I suggest on the contrary that evidence for popular messianism does not appear until the Jewish War in the latter half of the first century. See post + comment + comment and links within those comments to earlier posts. Certainly popular counter-cultural leaders prior to that time (but still well after the time of Jesus) did not imitate any known Danielic or Davidic notion of a messiah expected to challenge Rome.
In this post I will address some general background information that we have about popular messianic movements. If we are to be good Bayesian thinkers then we need to set out as much background knowledge as we can before we begin. This post will put two or three items on the table for starters. Other background data has been covered to some extent in the above linked “comment(s)” and “post”.

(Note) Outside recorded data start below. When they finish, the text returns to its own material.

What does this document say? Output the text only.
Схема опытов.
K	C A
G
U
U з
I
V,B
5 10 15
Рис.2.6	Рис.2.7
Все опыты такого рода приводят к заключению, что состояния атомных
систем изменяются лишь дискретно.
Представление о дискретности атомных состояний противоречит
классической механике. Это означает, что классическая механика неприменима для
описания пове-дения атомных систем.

A classic study of popular millennial movements is Norman Cohn’s The Pursuit of the Millennium . After surveying such movements in the Middle Ages Cohn concludes:
“They occurred in a world where peasant revolts and urban insurrections were very common and moreover were often successful. . . .
“Revolutionary millenarianism drew its strength from a population living on the margin of society – peasants without land or with too little land even for subsistence; journeymen and unskilled workers living under the continuous threat of unemployment; beggars and vagabonds – in fact from the amorphous mass of people who were not simply poor but who could find no assured and recognized place in society at all. These people lacked the material and emotional support afforded by traditional social groups; their kinship-groups had disintegrated and they were not effectively organized in village communities or in guilds; for them there existed no regular, institutionalized methods of voicing their grievances or pressing their claims. Instead they waited for a propheta to bind them together in a group of their own.

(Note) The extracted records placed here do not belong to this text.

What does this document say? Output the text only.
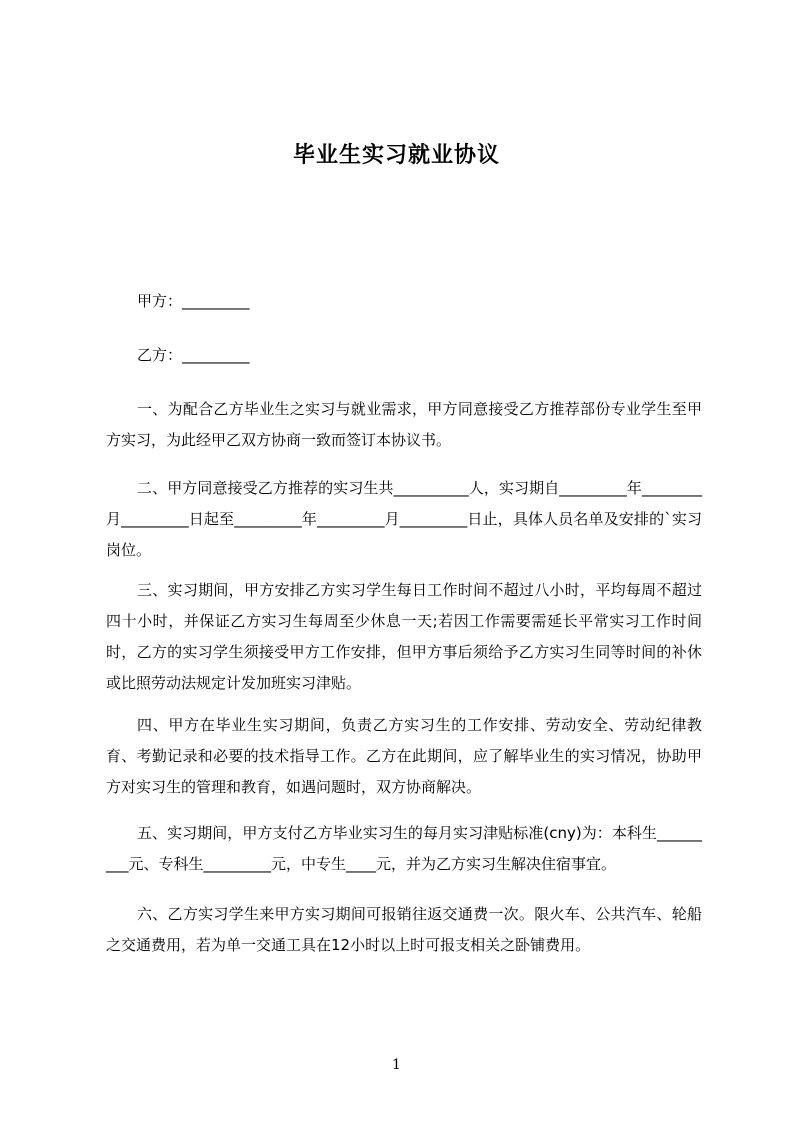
毕业生实习就业协议

甲方：_________

乙方：_________

一、为配合乙方毕业生之实习与就业需求，甲方同意接受乙方推荐部份专业学生至甲方实习，为此经甲乙双方协商一致而签订本协议书。

二、甲方同意接受乙方推荐的实习生共__________人，实习期自_________年________月_________日起至_________年_________月_________日止，具体人员名单及安排的`实习岗位。

三、实习期间，甲方安排乙方实习学生每日工作时间不超过八小时，平均每周不超过四十小时，并保证乙方实习生每周至少休息一天;若因工作需要需延长平常实习工作时间时，乙方的实习学生须接受甲方工作安排，但甲方事后须给予乙方实习生同等时间的补休或比照劳动法规定计发加班实习津贴。

四、甲方在毕业生实习期间，负责乙方实习生的工作安排、劳动安全、劳动纪律教育、考勤记录和必要的技术指导工作。乙方在此期间，应了解毕业生的实习情况，协助甲方对实习生的管理和教育，如遇问题时，双方协商解决。

五、实习期间，甲方支付乙方毕业实习生的每月实习津贴标准(cny)为：本科生_________元、专科生_________元，中专生____元，并为乙方实习生解决住宿事宜。

六、乙方实习学生来甲方实习期间可报销往返交通费一次。限火车、公共汽车、轮船之交通费用，若为单一交通工具在12小时以上时可报支相关之卧铺费用。

1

“Because these people found themselves in such an exposed and defenceless position they were liable to react very sharply to any disruption of the normal, familiar, pattern of life. Again and again one finds that a particular outbreak of revolutionary millenarianism took place against a background of disaster . . . ”
Excerpt From: Cohn, Norman. “The Pursuit of the Millennium: Revolutionary Millenarians and Mystical Anarchists of the Middle Ages.” iBooks. (My own bolded highlighting)

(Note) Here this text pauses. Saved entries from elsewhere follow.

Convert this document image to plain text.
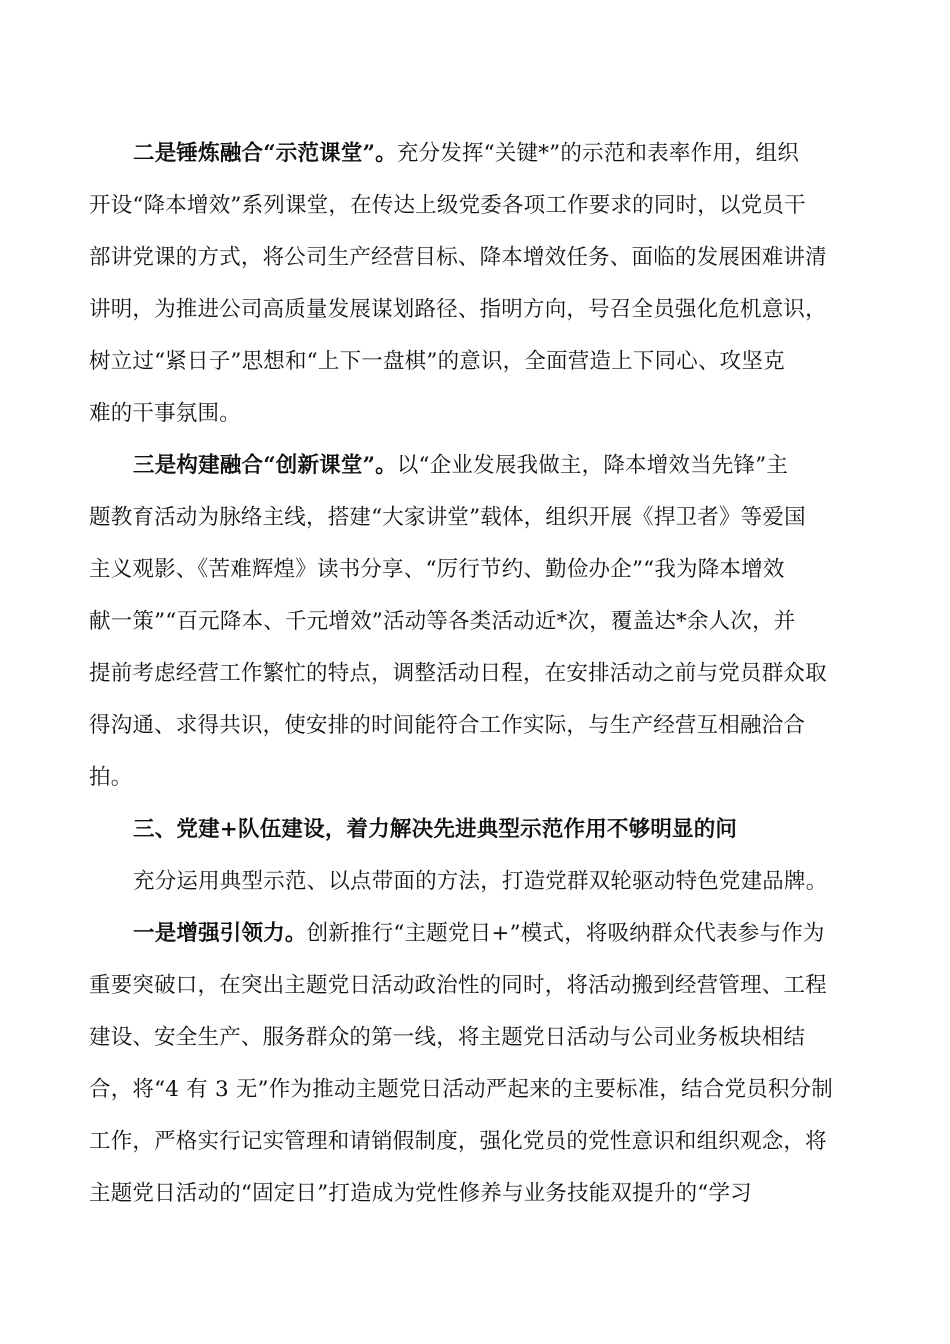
二是锤炼融合“示范课堂”。充分发挥“关键*”的示范和表率作用，组织
开设“降本增效”系列课堂，在传达上级党委各项工作要求的同时，以党员干
部讲党课的方式，将公司生产经营目标、降本增效任务、面临的发展困难讲清
讲明，为推进公司高质量发展谋划路径、指明方向，号召全员强化危机意识，
树立过“紧日子”思想和“上下一盘棋”的意识，全面营造上下同心、攻坚克
难的干事氛围。
三是构建融合“创新课堂”。以“企业发展我做主，降本增效当先锋”主
题教育活动为脉络主线，搭建“大家讲堂”载体，组织开展《捍卫者》等爱国
主义观影、《苦难辉煌》读书分享、“厉行节约、勤俭办企”“我为降本增效
献一策”“百元降本、千元增效”活动等各类活动近*次，覆盖达*余人次，并
提前考虑经营工作繁忙的特点，调整活动日程，在安排活动之前与党员群众取
得沟通、求得共识，使安排的时间能符合工作实际，与生产经营互相融洽合
拍。
三、党建+队伍建设，着力解决先进典型示范作用不够明显的问
充分运用典型示范、以点带面的方法，打造党群双轮驱动特色党建品牌。
一是增强引领力。创新推行“主题党日+”模式，将吸纳群众代表参与作为
重要突破口，在突出主题党日活动政治性的同时，将活动搬到经营管理、工程
建设、安全生产、服务群众的第一线，将主题党日活动与公司业务板块相结
合，将“4 有 3 无”作为推动主题党日活动严起来的主要标准，结合党员积分制
工作，严格实行记实管理和请销假制度，强化党员的党性意识和组织观念，将
主题党日活动的“固定日”打造成为党性修养与业务技能双提升的“学习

Examples of those camel back-breaking disasters and related messianic movements:
- Plague –> the First Crusade and the flagellant movements of 1260, 1348-9, 1391 and 1400;
- Famines –> First and Second Crusades and the popular crusading movements of 1309-20, the flagellant movement of 1296, the movements around Eon and the pseudo-Baldwin;
- Spectacular rise in prices –> the revolution at Münster.
- Black Death –> The greatest wave of millenarian excitement, one which swept through the whole of society . . . and here again it was in the lower social strata that the excitement lasted longest and that it expressed itself in violence and massacre.